Fehlende Bewegung wird den EHCS-Frauen am Spiel gegen die Eisbären Queens fast zum Verhängnis. Nachdem sie im ersten Drittel mit 3:0 vorgelegt haben, kassieren sie im zweiten Drittel drei Gegentreffer und müssen zittern. Coach Bertsch nimmt ein Time-Out. «Ihr müsst die Beine bewegen, öppis tue. I wött jetzt nid no eis ufs Dach übercho», schärft er seinen Spielerinnen ein. «Go Team», rufen alle gleichzeitig, dann sprinten fünf von ihnen zurück aufs Eis. Am Ende gewinnen sie mit 5:3.

«Unsere Abwehr stand zu hoch. Dadurch waren wir langsam in der Rückwärtsbewegung und wurden von den Gegnerinnen überlaufen», analysiert die linke Flügelspielerin Anne-Marie Fritschi nach dem Spiel. «Im nächsten Spiel müssen wir besser sein.»

Doch sie macht sich auch Sorgen darum, was neben dem Eis auf die Mannschaft zukommen könnte.

Es könnte schwierig werden
Marie-Anne Fritschi hat einen grossen Teil ihrer Jugend mit Eishockey verbracht, hat beim EHCS die gesamte Juniorenabteilung durchlaufen. Vor vier Jahren hat sie mit 34 Jahren bei der EHCS-Frauenmannschaft wieder angefangen. Den frauenfeindlichen Vorstand, mit dem die Mannschaft anfangs zu kämpfen hatte, kennt sie nur aus den Erzählungen einiger Mitspielerinnen.

Heute wird der Verein von aufgeschlosseneren Menschen geleitet (immer noch zu 80 Prozent Männer), deren Partnerinnen teilweise selbst in der Mannschaft spielen. Es verlangt niemand mehr, dass die Spielerinnen für Forfaits bürgen. Und sie erhalten genau so viel Eiszeit wie die erste Männermannschaft. Das ist nicht überall so. In der selben Liga gibt es Mannschaften, die nur einmal die Woche auf dem Eis trainieren dürfen. Die vergleichsweise guten Bedingungen sind wohl mit ein Grund, wieso Spielerinnen lange Anfahrten auf sich nehmen, um beim EHCS zu trainieren.

Auch der aktuelle Sportchef, also der Mann, der ihnen etwa die Hallenzeiten zuteilt, sei sehr unterstützend, sagt Fritschi. Doch auf dieser wichtigen Position gibt es auf die kommende Saison einen Wechsel. Und der neue Sportchef hat die Mannschaft bereits spüren lassen, dass Fraueneishockey unter ihm keine Priorität haben dürfte.

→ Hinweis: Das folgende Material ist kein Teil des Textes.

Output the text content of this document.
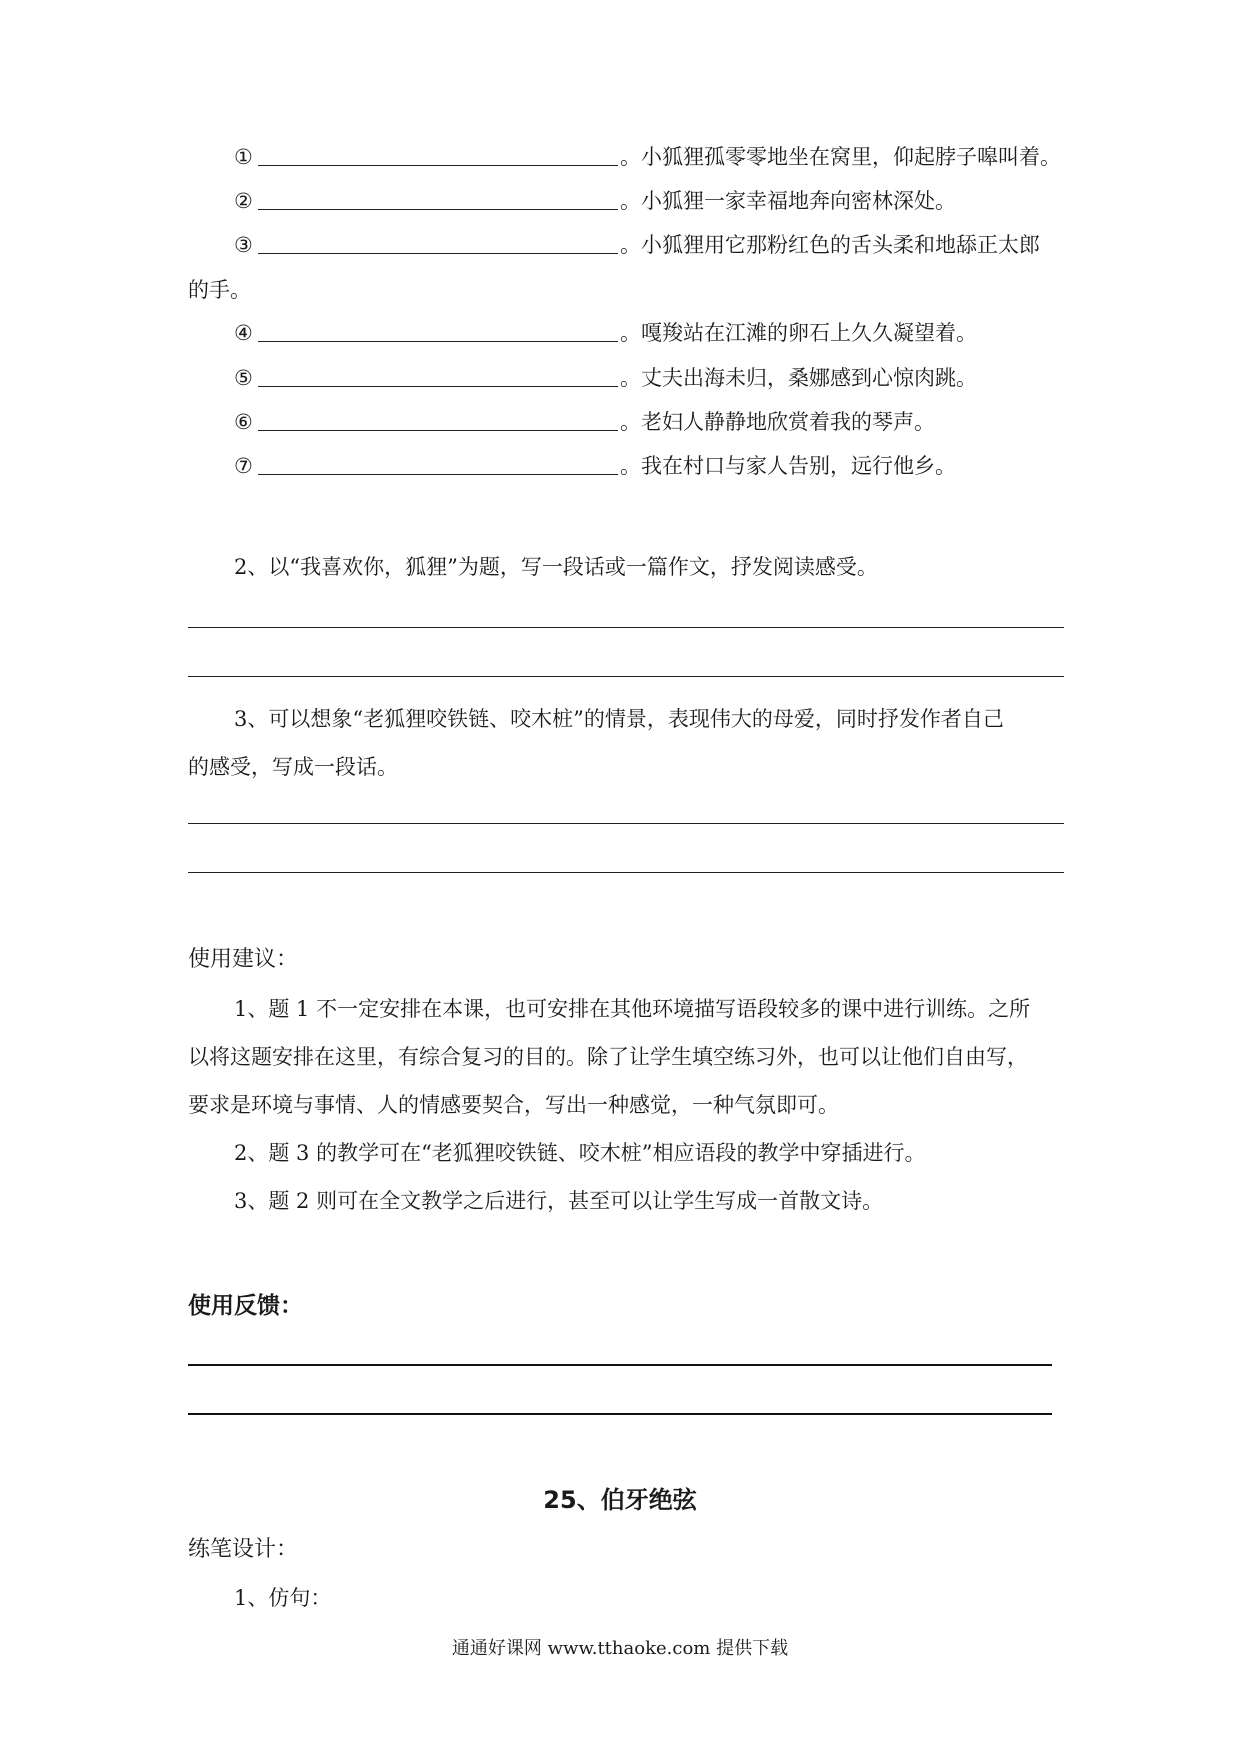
①	。小狐狸孤零零地坐在窝里，仰起脖子嗥叫着。
②	。小狐狸一家幸福地奔向密林深处。
③	。小狐狸用它那粉红色的舌头柔和地舔正太郎
的手。
④	。嘎羧站在江滩的卵石上久久凝望着。
⑤	。丈夫出海未归，桑娜感到心惊肉跳。
⑥	。老妇人静静地欣赏着我的琴声。
⑦	。我在村口与家人告别，远行他乡。
2、以“我喜欢你，狐狸”为题，写一段话或一篇作文，抒发阅读感受。
3、可以想象“老狐狸咬铁链、咬木桩”的情景，表现伟大的母爱，同时抒发作者自己
的感受，写成一段话。
使用建议：
1、题 1 不一定安排在本课，也可安排在其他环境描写语段较多的课中进行训练。之所
以将这题安排在这里，有综合复习的目的。除了让学生填空练习外，也可以让他们自由写，
要求是环境与事情、人的情感要契合，写出一种感觉，一种气氛即可。
2、题 3 的教学可在“老狐狸咬铁链、咬木桩”相应语段的教学中穿插进行。
3、题 2 则可在全文教学之后进行，甚至可以让学生写成一首散文诗。
使用反馈：
25、伯牙绝弦
练笔设计：
1、仿句：
通通好课网 www.tthaoke.com 提供下载
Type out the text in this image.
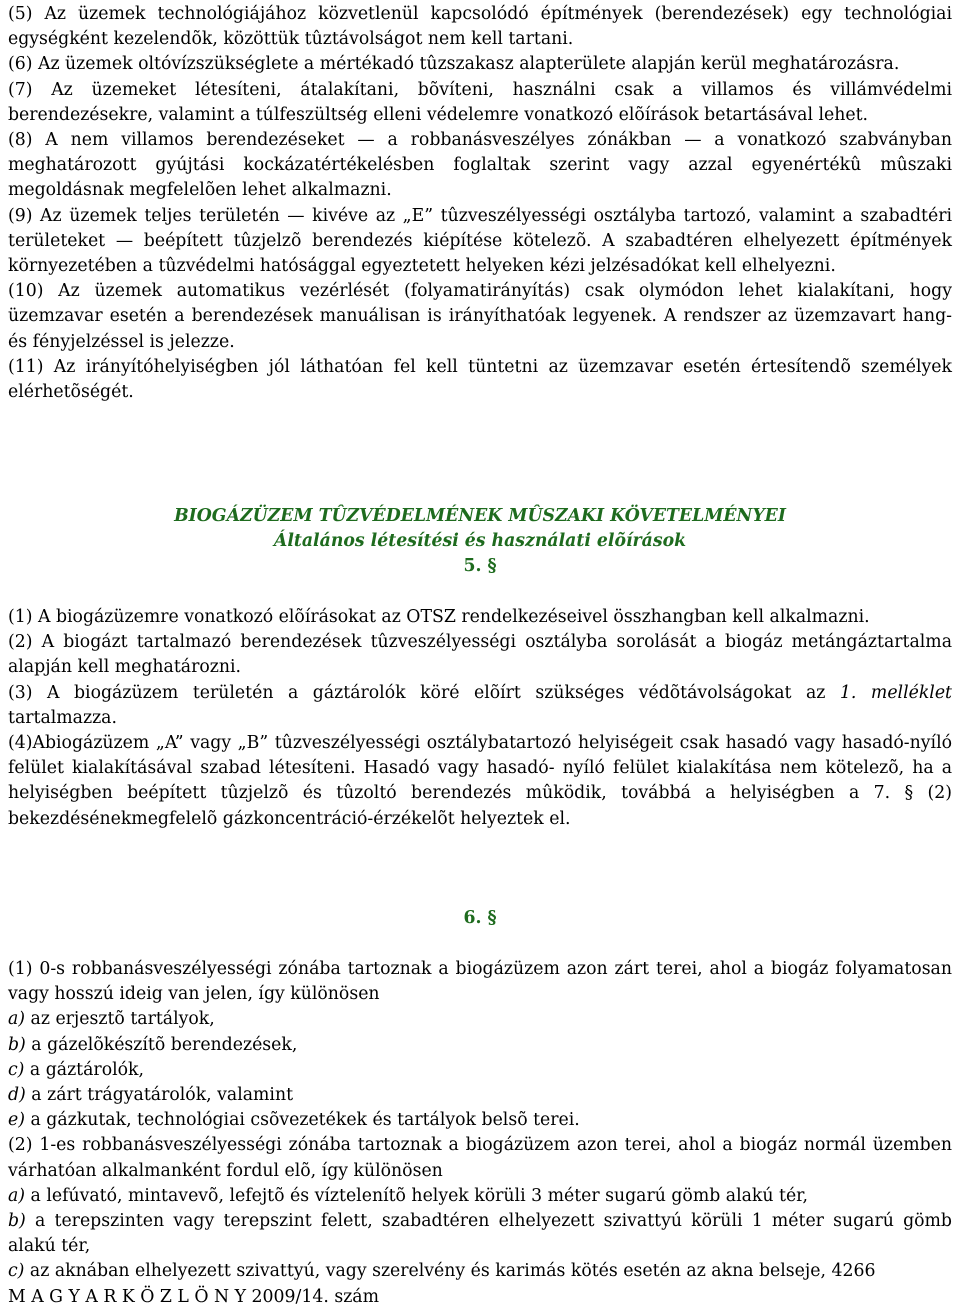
(5) Az üzemek technológiájához közvetlenül kapcsolódó építmények (berendezések) egy technológiai egységként kezelendõk, közöttük tûztávolságot nem kell tartani.

(6) Az üzemek oltóvízszükséglete a mértékadó tûzszakasz alapterülete alapján kerül meghatározásra.

(7) Az üzemeket létesíteni, átalakítani, bõvíteni, használni csak a villamos és villámvédelmi berendezésekre, valamint a túlfeszültség elleni védelemre vonatkozó elõírások betartásával lehet.

(8) A nem villamos berendezéseket — a robbanásveszélyes zónákban — a vonatkozó szabványban meghatározott gyújtási kockázatértékelésben foglaltak szerint vagy azzal egyenértékû mûszaki megoldásnak megfelelõen lehet alkalmazni.

(9) Az üzemek teljes területén — kivéve az „E” tûzveszélyességi osztályba tartozó, valamint a szabadtéri területeket — beépített tûzjelzõ berendezés kiépítése kötelezõ. A szabadtéren elhelyezett építmények környezetében a tûzvédelmi hatósággal egyeztetett helyeken kézi jelzésadókat kell elhelyezni.

(10) Az üzemek automatikus vezérlését (folyamatirányítás) csak olymódon lehet kialakítani, hogy üzemzavar esetén a berendezések manuálisan is irányíthatóak legyenek. A rendszer az üzemzavart hang- és fényjelzéssel is jelezze.

(11) Az irányítóhelyiségben jól láthatóan fel kell tüntetni az üzemzavar esetén értesítendõ személyek elérhetõségét.

BIOGÁZÜZEM TÛZVÉDELMÉNEK MÛSZAKI KÖVETELMÉNYEI

Általános létesítési és használati elõírások

5. §

(1) A biogázüzemre vonatkozó elõírásokat az OTSZ rendelkezéseivel összhangban kell alkalmazni.

(2) A biogázt tartalmazó berendezések tûzveszélyességi osztályba sorolását a biogáz metángáztartalma alapján kell meghatározni.

(3) A biogázüzem területén a gáztárolók köré elõírt szükséges védõtávolságokat az 1. melléklet tartalmazza.

(4)Abiogázüzem „A” vagy „B” tûzveszélyességi osztálybatartozó helyiségeit csak hasadó vagy hasadó-nyíló felület kialakításával szabad létesíteni. Hasadó vagy hasadó- nyíló felület kialakítása nem kötelezõ, ha a helyiségben beépített tûzjelzõ és tûzoltó berendezés mûködik, továbbá a helyiségben a 7. § (2) bekezdésénekmegfelelõ gázkoncentráció-érzékelõt helyeztek el.

6. §

(1) 0-s robbanásveszélyességi zónába tartoznak a biogázüzem azon zárt terei, ahol a biogáz folyamatosan vagy hosszú ideig van jelen, így különösen

a) az erjesztõ tartályok,

b) a gázelõkészítõ berendezések,

c) a gáztárolók,

d) a zárt trágyatárolók, valamint

e) a gázkutak, technológiai csõvezetékek és tartályok belsõ terei.

(2) 1-es robbanásveszélyességi zónába tartoznak a biogázüzem azon terei, ahol a biogáz normál üzemben várhatóan alkalmanként fordul elõ, így különösen

a) a lefúvató, mintavevõ, lefejtõ és víztelenítõ helyek körüli 3 méter sugarú gömb alakú tér,

b) a terepszinten vagy terepszint felett, szabadtéren elhelyezett szivattyú körüli 1 méter sugarú gömb alakú tér,

c) az aknában elhelyezett szivattyú, vagy szerelvény és karimás kötés esetén az akna belseje, 4266

M A G Y A R K Ö Z L Ö N Y 2009/14. szám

«Er kam bei einem Training vorbei und hat uns versucht auszureden, uns überhaupt beim Verband für einen möglichen Aufstieg anzumelden. Und er hat angekündigt, dass wir in der nächsten Saison schlechtere Trainingszeiten erhalten würden», erzählt Fritschi. Sie befürchte, dass es ab nächstem Herbst vereinsintern schwierig werden könnte für sie und ihre Mitspielerinnen.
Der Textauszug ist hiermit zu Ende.